Sebelum Menuntut Pemimpin, Jadilah Pemilih Yang Baik...

Sebelum menuntut pemimpinmu adil, kamu harus adil dahulu dalam memilih pemimpin....
 
Bagaimana kan kau dapatkan pemimpin yang adil kalau kau tidak adil dalam memilihnya?
 
Sebelum kau menuntut pemimpinmu amanah, kau harus amanah dahulu dalam memilihnya.....
 
Bagaimana kan kau dapatkan pemimpin yang amanah, kalau kau sendiri tak amanah dalam memilihnya.....
 
Sebelum kau tuntut pemimpinmu tidak zalim, kau harusnya tidak boleh zalim dalam memilihnya....
 
Bagaimana kau harapkan pemimpinmu tidak zalim sedangkan engkau zalim dalam memilihnya....
 
Indikasi tidak adil dan amanah dalam memilih pemimpin; memilih karena dibayar, mendahulukan popularitas ketimbang kualitas, tidak teliti, dan lain-lain.
 
Jika objektif, sangat mudah menilai calon pemimpin, mana yang penuh cinta mana yang sering dusta, mana yang andalkan kerja, mana yang andalkan citra
 
Selama gayamu memilih pemimpin tidak berubah, jangan banyak berharap ada perubahan kepemimpinan di negeri ini.

Ayat- ayat  al-Quran menunjukkan dengan  jelas  larangan  memilih pemimpin non Muslim.

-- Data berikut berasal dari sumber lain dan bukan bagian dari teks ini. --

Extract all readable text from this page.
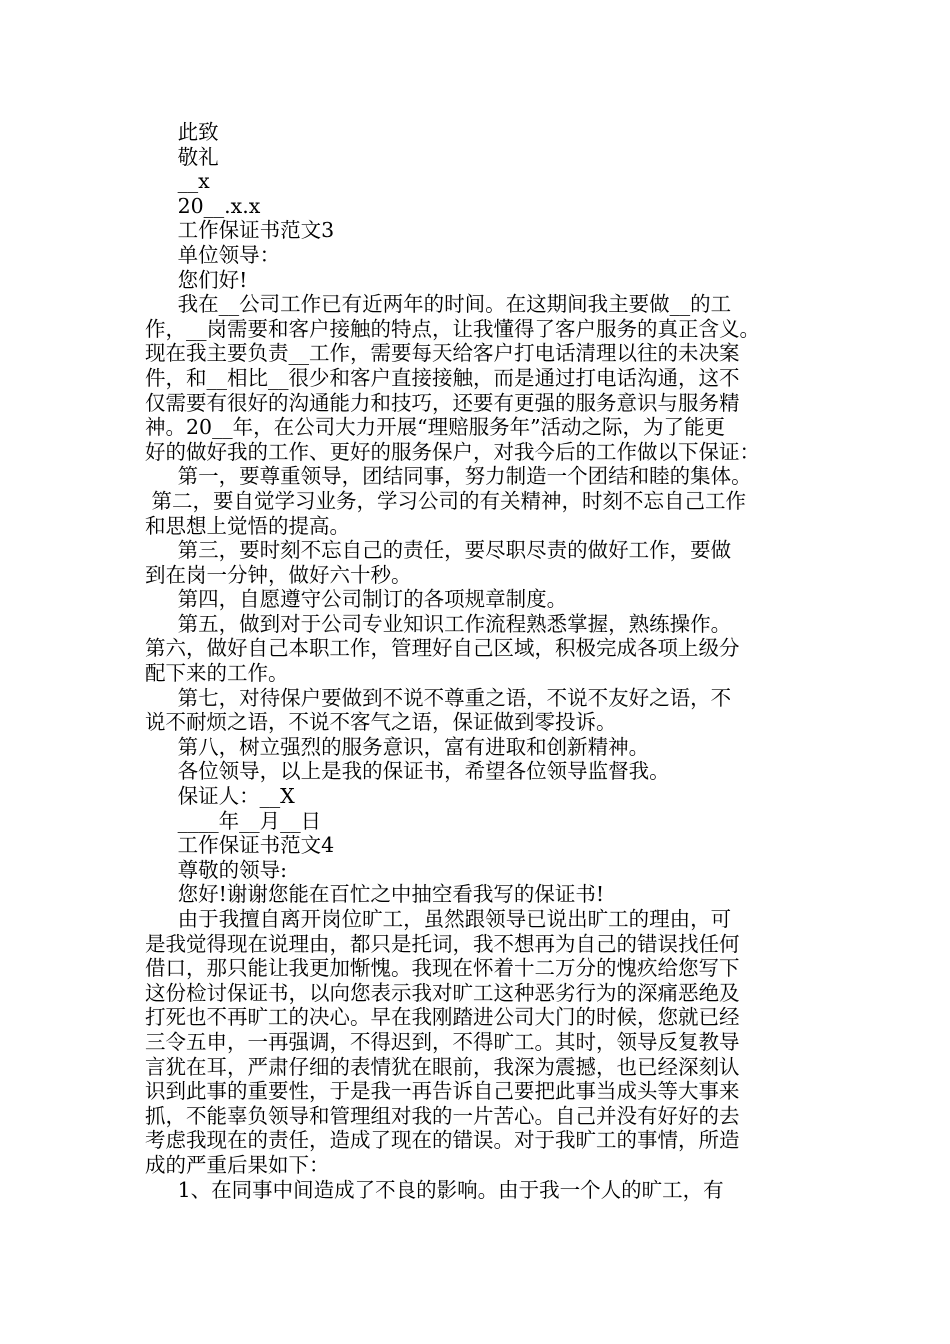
此致
敬礼
__x
20__.x.x
工作保证书范文3
单位领导：
您们好!
我在__公司工作已有近两年的时间。在这期间我主要做__的工
作，__岗需要和客户接触的特点，让我懂得了客户服务的真正含义。
现在我主要负责__工作，需要每天给客户打电话清理以往的未决案
件，和__相比__很少和客户直接接触，而是通过打电话沟通，这不
仅需要有很好的沟通能力和技巧，还要有更强的服务意识与服务精
神。20__年，在公司大力开展“理赔服务年”活动之际，为了能更
好的做好我的工作、更好的服务保户，对我今后的工作做以下保证：
第一，要尊重领导，团结同事，努力制造一个团结和睦的集体。
第二，要自觉学习业务，学习公司的有关精神，时刻不忘自己工作
和思想上觉悟的提高。
第三，要时刻不忘自己的责任，要尽职尽责的做好工作，要做
到在岗一分钟，做好六十秒。
第四，自愿遵守公司制订的各项规章制度。
第五，做到对于公司专业知识工作流程熟悉掌握，熟练操作。
第六，做好自己本职工作，管理好自己区域，积极完成各项上级分
配下来的工作。
第七，对待保户要做到不说不尊重之语，不说不友好之语，不
说不耐烦之语，不说不客气之语，保证做到零投诉。
第八，树立强烈的服务意识，富有进取和创新精神。
各位领导，以上是我的保证书，希望各位领导监督我。
保证人：__X
____年__月__日
工作保证书范文4
尊敬的领导:
您好!谢谢您能在百忙之中抽空看我写的保证书!
由于我擅自离开岗位旷工，虽然跟领导已说出旷工的理由，可
是我觉得现在说理由，都只是托词，我不想再为自己的错误找任何
借口，那只能让我更加惭愧。我现在怀着十二万分的愧疚给您写下
这份检讨保证书，以向您表示我对旷工这种恶劣行为的深痛恶绝及
打死也不再旷工的决心。早在我刚踏进公司大门的时候，您就已经
三令五申，一再强调，不得迟到，不得旷工。其时，领导反复教导
言犹在耳，严肃仔细的表情犹在眼前，我深为震撼，也已经深刻认
识到此事的重要性，于是我一再告诉自己要把此事当成头等大事来
抓，不能辜负领导和管理组对我的一片苦心。自己并没有好好的去
考虑我现在的责任，造成了现在的错误。对于我旷工的事情，所造
成的严重后果如下：
1、在同事中间造成了不良的影响。由于我一个人的旷工，有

Allah Subhanahu Wata’ala berfirman:

لاَّ يَتَّخِذِ الْمُؤْمِنُونَ الْكَافِرِينَ أَوْلِيَاء مِن دُوْنِ الْمُؤْمِنِينَ وَمَن يَفْعَلْ ذَلِكَ فَلَيْسَ مِنَ اللّهِ فِي شَيْءٍ إِلاَّ أَن تَتَّقُواْ مِنْهُمْ تُقَاةً وَيُحَذِّرُكُمُ اللّهُ نَفْسَهُ وَإِلَى اللّهِ الْمَصِيرُ

“Janganlah  orang-orang  mukmin  mengambil  orang-orang  kafir  menjadi  WALI (waly) pemimpin, teman setia, pelindung) dengan meninggalkan orang-orang mukmin. Barang siapa berbuat demikian, niscaya lepaslah ia dari pertolongan Allah, kecuali karena (siasat) memelihara  diri dari sesuatu yang ditakuti dari mereka. Dan Allah memperingatkan kamu terhadap diri (siksa)-Nya, dan hanya kepada Allah kamu kembali.” (QS:  Ali Imron [3]: 28)

Ayat yang lain:

يَا أَيُّهَا الَّذِينَ آمَنُواْ لاَ تَتَّخِذُواْ الْكَافِرِينَ أَوْلِيَاء مِن دُونِ الْمُؤْمِنِينَ أَتُرِيدُونَ أَن تَجْعَلُواْ لِلّهِ عَلَيْكُمْ سُلْطَاناً مُّبِيناً

“Hai orang-orang yang beriman, janganlah kamu mengambil orang-orang kafir menjadi WALI (pemimpin) dengan meninggalkan orang-orang mukmin. Apakah kami ingin mengadakan alasan yang nyata bagi Allah (untuk menyiksamu)?” (QS:  An Nisa’ [4]: 144)

Maka...
Bagi warga DKI yang sudah punya hak pilih, jangan sia-siakan kesempatan untuk memilih calon pemimpin Muslim.

Jika ada pilihan calon pemimpin yang beriman, cerdas, bersih dan berpengalaman, santun dan berakhlak, maka jangan pilih yang non muslim.

Apalagi jika berbagai dugaan korupsi membayanginya,  belum lagi dengan prilakunya yang kasar dan suka menista.

Semoga Allah memberi warga Jakarta Pemimpin Muslim yang Amanah.

Wallahu musta'an.

Pemateri: Ustadz Abdullah Haidir Lc.